The Phoenix Party, held on the six-month anniversary of the explosion, will celebrate those first responders, as well as the hundreds of people who turned out to help clean up in the days after and who donated to the Greenwood Relief Fund.

“This was a traumatic event for our neighborhood,” said Bryan Miller, co-owner of Naked City Brewery, which is 1-1/2 blocks from the explosion site and was lucky to suffer no damage other than one fluorescent light that fell from the brewery’s ceiling. “I think we all realized, or were reminded, that we have neighbors who care about their neighbors. It was a really tough moment for our neighborhood and also a really special moment.”

Miller is a member of the Phinney Neighborhood Association’s Business Advisory Group, which organized the Phoenix Party. He said the goal of the event is to encourage people to eat and shop at local businesses, especially the ones affected by the blast, including The Angry Beaver directly across the street, which was heavily damaged and took months to reopen.

“This is really just a moment for us to come together and thank everybody for taking care of their neighbors,” Miller said. “And to encourage people to drink at The Angry Beaver and eat gyros and take care of businesses who need our help to rebound and keep going.”
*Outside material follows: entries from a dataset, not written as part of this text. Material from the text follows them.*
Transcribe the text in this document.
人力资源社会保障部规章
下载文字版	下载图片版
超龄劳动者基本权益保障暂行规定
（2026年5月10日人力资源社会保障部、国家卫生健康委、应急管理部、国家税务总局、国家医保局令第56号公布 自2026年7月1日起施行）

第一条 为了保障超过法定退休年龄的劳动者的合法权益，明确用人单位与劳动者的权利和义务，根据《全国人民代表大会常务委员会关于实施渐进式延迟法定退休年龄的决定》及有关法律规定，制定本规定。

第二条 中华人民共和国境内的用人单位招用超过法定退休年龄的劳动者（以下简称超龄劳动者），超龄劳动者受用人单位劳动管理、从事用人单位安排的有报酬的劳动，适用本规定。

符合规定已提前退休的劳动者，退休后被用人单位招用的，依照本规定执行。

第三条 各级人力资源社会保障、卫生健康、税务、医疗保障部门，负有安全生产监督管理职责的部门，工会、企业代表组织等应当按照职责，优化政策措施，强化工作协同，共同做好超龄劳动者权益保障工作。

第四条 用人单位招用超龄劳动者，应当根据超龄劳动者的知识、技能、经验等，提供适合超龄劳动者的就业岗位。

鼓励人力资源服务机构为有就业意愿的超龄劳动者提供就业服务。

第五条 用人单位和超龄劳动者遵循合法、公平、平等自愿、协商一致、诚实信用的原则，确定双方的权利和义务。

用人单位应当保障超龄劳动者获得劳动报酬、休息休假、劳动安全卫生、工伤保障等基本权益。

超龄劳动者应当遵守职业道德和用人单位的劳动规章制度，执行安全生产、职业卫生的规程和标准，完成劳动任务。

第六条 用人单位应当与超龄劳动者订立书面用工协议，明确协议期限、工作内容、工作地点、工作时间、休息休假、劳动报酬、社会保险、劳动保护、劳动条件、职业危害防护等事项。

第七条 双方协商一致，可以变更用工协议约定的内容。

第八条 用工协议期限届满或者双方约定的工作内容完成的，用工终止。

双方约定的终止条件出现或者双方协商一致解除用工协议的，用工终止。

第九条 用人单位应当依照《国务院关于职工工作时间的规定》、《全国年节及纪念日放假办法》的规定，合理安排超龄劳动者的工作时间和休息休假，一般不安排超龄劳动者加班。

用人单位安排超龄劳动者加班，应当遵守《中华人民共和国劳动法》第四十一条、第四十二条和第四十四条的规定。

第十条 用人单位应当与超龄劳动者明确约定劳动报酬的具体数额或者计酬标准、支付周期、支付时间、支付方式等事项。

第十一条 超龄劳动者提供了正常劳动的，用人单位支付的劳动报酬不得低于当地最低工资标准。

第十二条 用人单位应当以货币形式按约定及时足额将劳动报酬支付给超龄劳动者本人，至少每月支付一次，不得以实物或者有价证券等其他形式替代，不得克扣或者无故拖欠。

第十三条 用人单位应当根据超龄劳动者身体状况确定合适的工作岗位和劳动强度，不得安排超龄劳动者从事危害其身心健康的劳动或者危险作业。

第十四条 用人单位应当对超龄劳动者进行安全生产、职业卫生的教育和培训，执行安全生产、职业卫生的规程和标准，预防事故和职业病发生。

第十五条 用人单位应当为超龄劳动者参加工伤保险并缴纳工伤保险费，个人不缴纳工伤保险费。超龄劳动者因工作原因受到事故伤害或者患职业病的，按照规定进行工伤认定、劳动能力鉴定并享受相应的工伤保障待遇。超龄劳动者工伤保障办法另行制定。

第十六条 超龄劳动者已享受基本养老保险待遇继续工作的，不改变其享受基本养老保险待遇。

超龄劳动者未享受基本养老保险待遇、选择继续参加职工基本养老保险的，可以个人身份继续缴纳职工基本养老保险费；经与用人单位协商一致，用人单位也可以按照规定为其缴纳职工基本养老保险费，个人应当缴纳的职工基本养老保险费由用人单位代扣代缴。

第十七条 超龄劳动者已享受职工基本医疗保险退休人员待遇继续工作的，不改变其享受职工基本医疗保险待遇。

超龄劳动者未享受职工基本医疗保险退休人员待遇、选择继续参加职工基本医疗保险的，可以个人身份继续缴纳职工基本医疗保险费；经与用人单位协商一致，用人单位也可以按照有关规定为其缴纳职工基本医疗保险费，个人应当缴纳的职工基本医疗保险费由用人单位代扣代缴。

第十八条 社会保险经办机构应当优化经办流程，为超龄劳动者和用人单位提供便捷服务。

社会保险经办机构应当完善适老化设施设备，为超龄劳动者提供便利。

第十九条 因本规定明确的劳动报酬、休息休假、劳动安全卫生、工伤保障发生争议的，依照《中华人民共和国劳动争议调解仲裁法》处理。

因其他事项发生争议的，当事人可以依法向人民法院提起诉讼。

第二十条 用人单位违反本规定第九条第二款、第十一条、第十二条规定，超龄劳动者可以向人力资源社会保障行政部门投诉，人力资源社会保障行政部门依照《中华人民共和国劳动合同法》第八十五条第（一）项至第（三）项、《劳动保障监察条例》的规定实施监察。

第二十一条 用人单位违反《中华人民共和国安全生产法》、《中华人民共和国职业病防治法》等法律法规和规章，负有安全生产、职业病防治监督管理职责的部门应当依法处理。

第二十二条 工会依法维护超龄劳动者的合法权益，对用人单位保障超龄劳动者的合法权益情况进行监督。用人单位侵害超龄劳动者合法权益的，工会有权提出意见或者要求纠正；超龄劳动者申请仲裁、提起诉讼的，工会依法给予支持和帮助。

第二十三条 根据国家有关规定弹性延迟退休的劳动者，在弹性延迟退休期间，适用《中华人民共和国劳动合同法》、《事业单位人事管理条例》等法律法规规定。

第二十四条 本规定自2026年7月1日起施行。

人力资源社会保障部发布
While there is no formal program for speeches during the Phoenix Party, Mayor Ed Murray will attend and say a few words at 6:45 p.m. Mr. Gyros will have its food truck there, and there will be live music by Billy Brandt with The Thing & the Stuff Band, plus DJ Nicfit, family activities with Seattle ReCreative, and live art with Crowd Control.

Six months later, most businesses have repaired the damage, and the businesses most heavily damaged have reopened, except for the three that were destroyed. The Greenwood Relief Fund has raised more than $320,000. An advisory board distributed funds to affected businesses, employees and residents who lost their apartments.

This is the second time the community has referred to itself as a Phoenix rising from the ashes. The first was after the October 2009 arson that destroyed four businesses on 85th Street, and heavily damaged adjacent Taproot Theatre, as well as several other businesses that suffered smoke and water damage. That arson was just one in a string of 14 arsons committed by a homeless man, Kevin Todd Swalwell, who was sentenced to 30 years in prison. Ten of those arsons were in Greenwood.

After the big arson, local artists painted a huge mural of neighborhood icons and a phoenix that covered the chain link fence where the building used to be. A large portion of that mural, including the phoenix, is now installed in Naked City’s beer garden.

phoenix-mural-resized

The original Phoenix mural was unveiled on Dec. 31, 2009, at the site of Oct. 23, 2009, arson. It was later trimmed and moved to Naked City Brewery around the corner.

“It’s really become a potent symbol for Greenwood,” Miller said. “We’ve needed our phoenix. I think it’s great that we have this symbol that we can rally around and use when we need it, and unfortunately we’ve needed it a few times.”